Instead of simply improving upon classic pecan pie, we decided to develop the pecan pie of our dreams. We passed on the traditional crust and gloopy, syrupy filling. Think: brown-butter sea salt shortbread filled with decadent double cream, topped with plenty of lightly-candied pecans.
An ingredient note here: Double cream, or clotted cream, is more decadent (richer, higher fat content) than regular whipped cream and far more stable in this recipe than whipped cream would be. If you use regular whipped cream, it’s best if your crowd eats the whole pie in one sitting since the cream will lose its air after about three hours. Devon of England, sold in jars in many gourmet shops in our region as Devon Cream, is my go-to, but you can order double cream online. You might even find double cream at a great local farm, if you’re lucky.
— Faith Middleton
- 8 tablespoons butter at room temperature
- 6 tablespoons sugar
- 2 teaspoons kosher salt
- 2 tablespoons lemon zest (from one lemon)
- 2 cups flour
- 2 egg yolks large
- 2 cups pecans whole, large
- 4 tablespoons butter
- 3 tablespoons light brown sugar
- 1/2 teaspoon kosher salt
- 2 1/2 cups clotted cream (or double cream)

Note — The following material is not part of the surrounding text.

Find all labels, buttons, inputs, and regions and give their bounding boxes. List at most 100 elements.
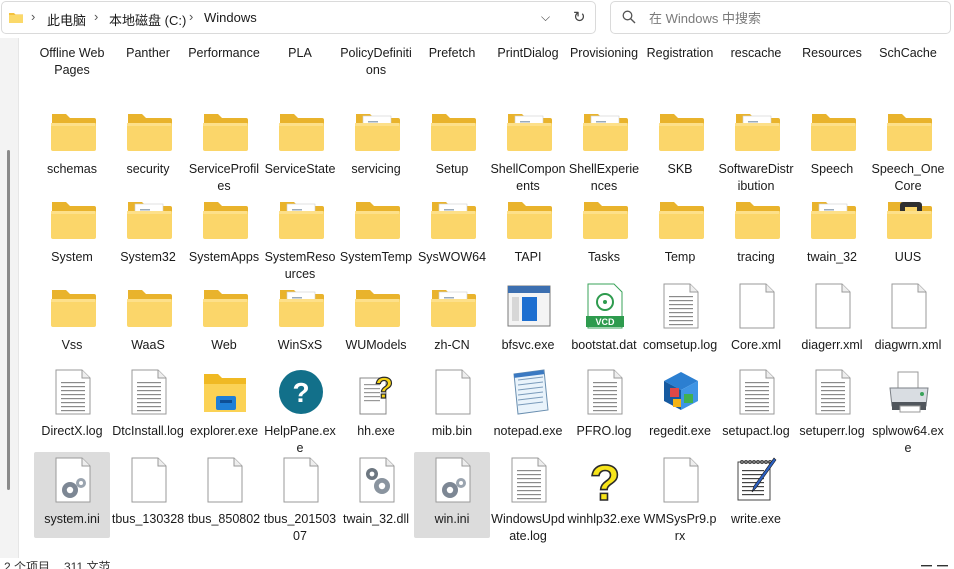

- 1 tablespoon confectioners' sugar (or to taste)
- 1/4 teaspoon vanilla
- Preheat the oven to 375 degrees. In a large mixing bowl add 6 tablespoons of the butter (reserving 2 tablespoons for making brown butter) the sugar, salt, lemon zest, flour and egg yolks.

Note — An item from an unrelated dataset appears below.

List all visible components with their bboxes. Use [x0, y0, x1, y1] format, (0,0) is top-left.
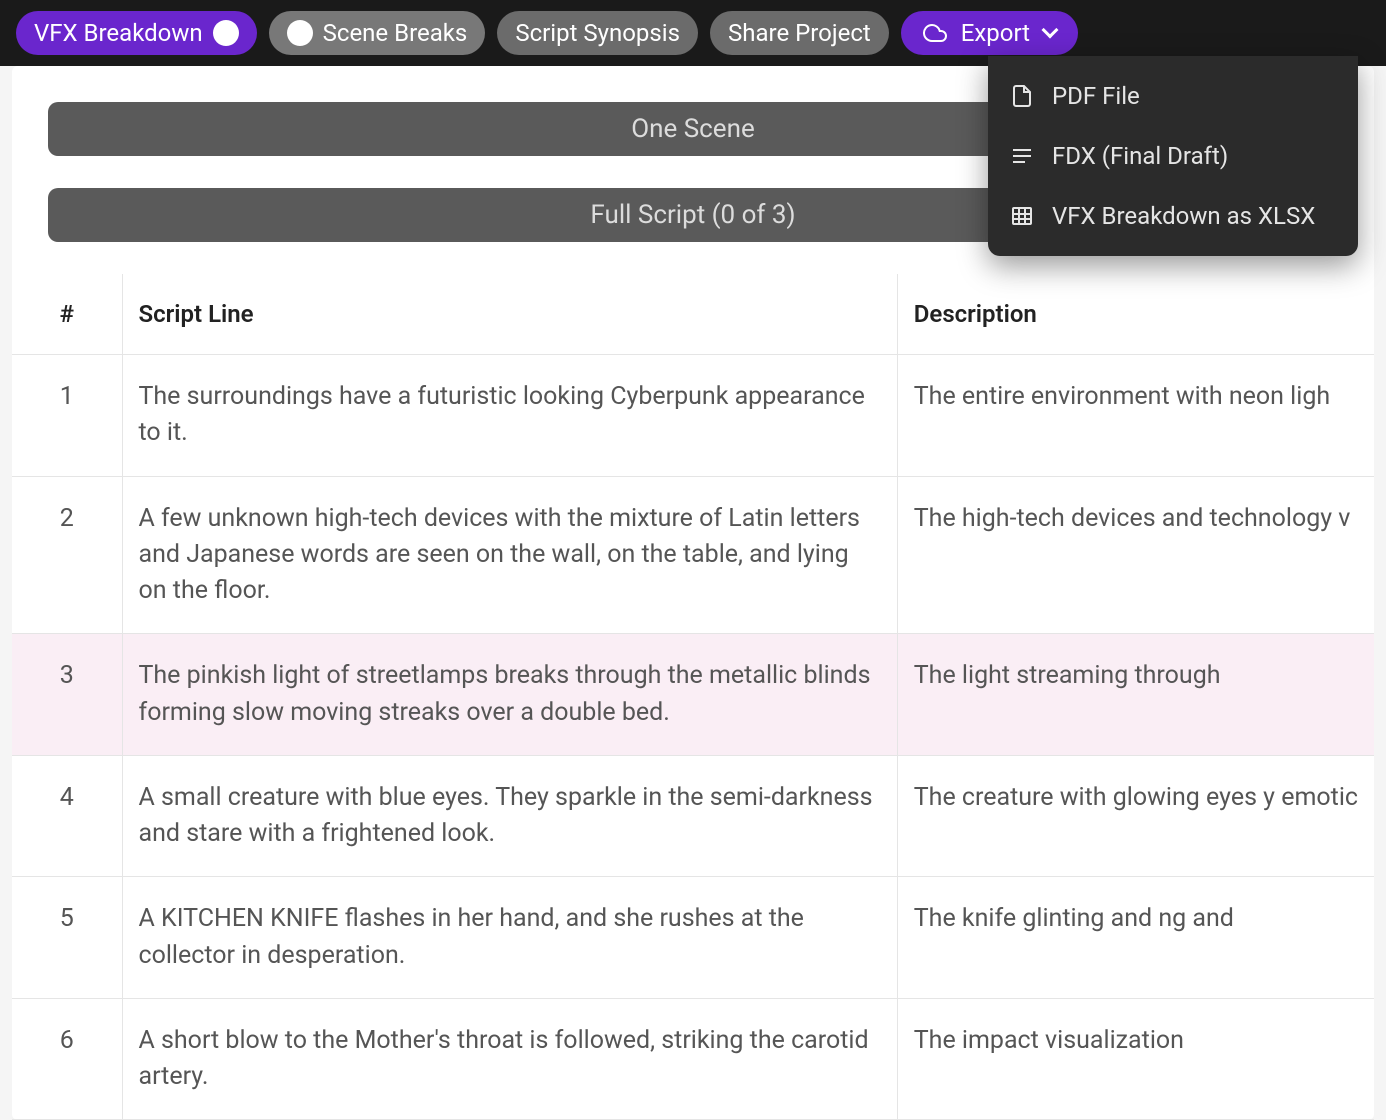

- Heat a small pan over high heat for 1 minute, add the reserved 2 tablespoons of butter and cook until the butter turns a rich brown color and develops a nutty aroma. Add the brown butter to the bowl and mix together until you have a crumbly dough.

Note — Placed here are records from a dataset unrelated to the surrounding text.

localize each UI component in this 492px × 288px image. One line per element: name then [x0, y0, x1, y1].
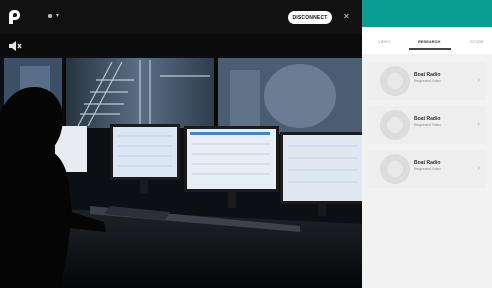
- chevron-right-icon[interactable]: ›: [477, 76, 480, 84]
- tab-video[interactable]: VIDEO: [378, 39, 390, 44]
- card-subtitle: Requested Video: [414, 167, 441, 171]
- card-subtitle: Requested Video: [414, 79, 441, 83]
- player-top-bar: ▾ DISCONNECT ✕: [0, 0, 362, 34]
- chevron-down-icon: ▾: [56, 13, 60, 19]
- tab-research[interactable]: RESEARCH: [418, 39, 440, 44]
- brand-logo-icon[interactable]: [6, 9, 22, 25]
- close-icon[interactable]: ✕: [343, 11, 350, 23]
- tab-store[interactable]: STORE: [470, 39, 484, 44]
- card-title: Boat Radio: [414, 72, 441, 78]
- avatar: [380, 66, 410, 96]
- speaker-icon[interactable]: [8, 40, 22, 52]
- list-item[interactable]: Boat Radio Requested Video ›: [368, 62, 486, 100]
- avatar: [380, 154, 410, 184]
- chevron-right-icon[interactable]: ›: [477, 120, 480, 128]
- card-subtitle: Requested Video: [414, 123, 441, 127]
- card-title: Boat Radio: [414, 160, 441, 166]
- chevron-right-icon[interactable]: ›: [477, 164, 480, 172]
- list-item[interactable]: Boat Radio Requested Video ›: [368, 106, 486, 144]
- list-item[interactable]: Boat Radio Requested Video ›: [368, 150, 486, 188]
- active-tab-indicator: [409, 48, 451, 50]
- card-title: Boat Radio: [414, 116, 441, 122]
- avatar: [380, 110, 410, 140]
- topbar-menu[interactable]: ▾: [48, 13, 59, 19]
- menu-dot: [48, 14, 52, 18]
- sidebar-panel: VIDEO RESEARCH STORE Boat Radio Requeste…: [362, 0, 492, 288]
- sidebar-tabs: VIDEO RESEARCH STORE: [362, 27, 492, 54]
- video-frame: [0, 56, 362, 288]
- video-player[interactable]: ▾ DISCONNECT ✕: [0, 0, 362, 288]
- sidebar-header: [362, 0, 492, 27]
- card-list: Boat Radio Requested Video › Boat Radio …: [362, 54, 492, 202]
- disconnect-button[interactable]: DISCONNECT: [288, 11, 332, 24]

- Now, take a pie dish or tart pan and press the dough on to the bottom and up the side so you have an even cookie crust. Place in the preheated oven and bake for about 25 minutes or until light browned. Remove from oven a let cool completely.
- Place the butter, sugar, and salt in a medium-sized sauce pan and place over medium-high heat. Cook until butter and sugar are melted. Add the nuts and lower the heat to medium- low. Cook for 5-7 minutes, stirring constantly. Remove from pan onto a lined sheet pan and let cool fully. Break apart any nuts that may have stuck together and set aside.
- Once the shortbread and candied pecans are completely cool, fill the shortbread crust with cream and top with the pecans.
Oh, and if you're a chocolate-lover, I recommend serving it on the side, not in the recipe, where it competes with the seductive salty-sweet rhythm in the brown-butter shortbread. A plate of truffles on the table is always a good way to go.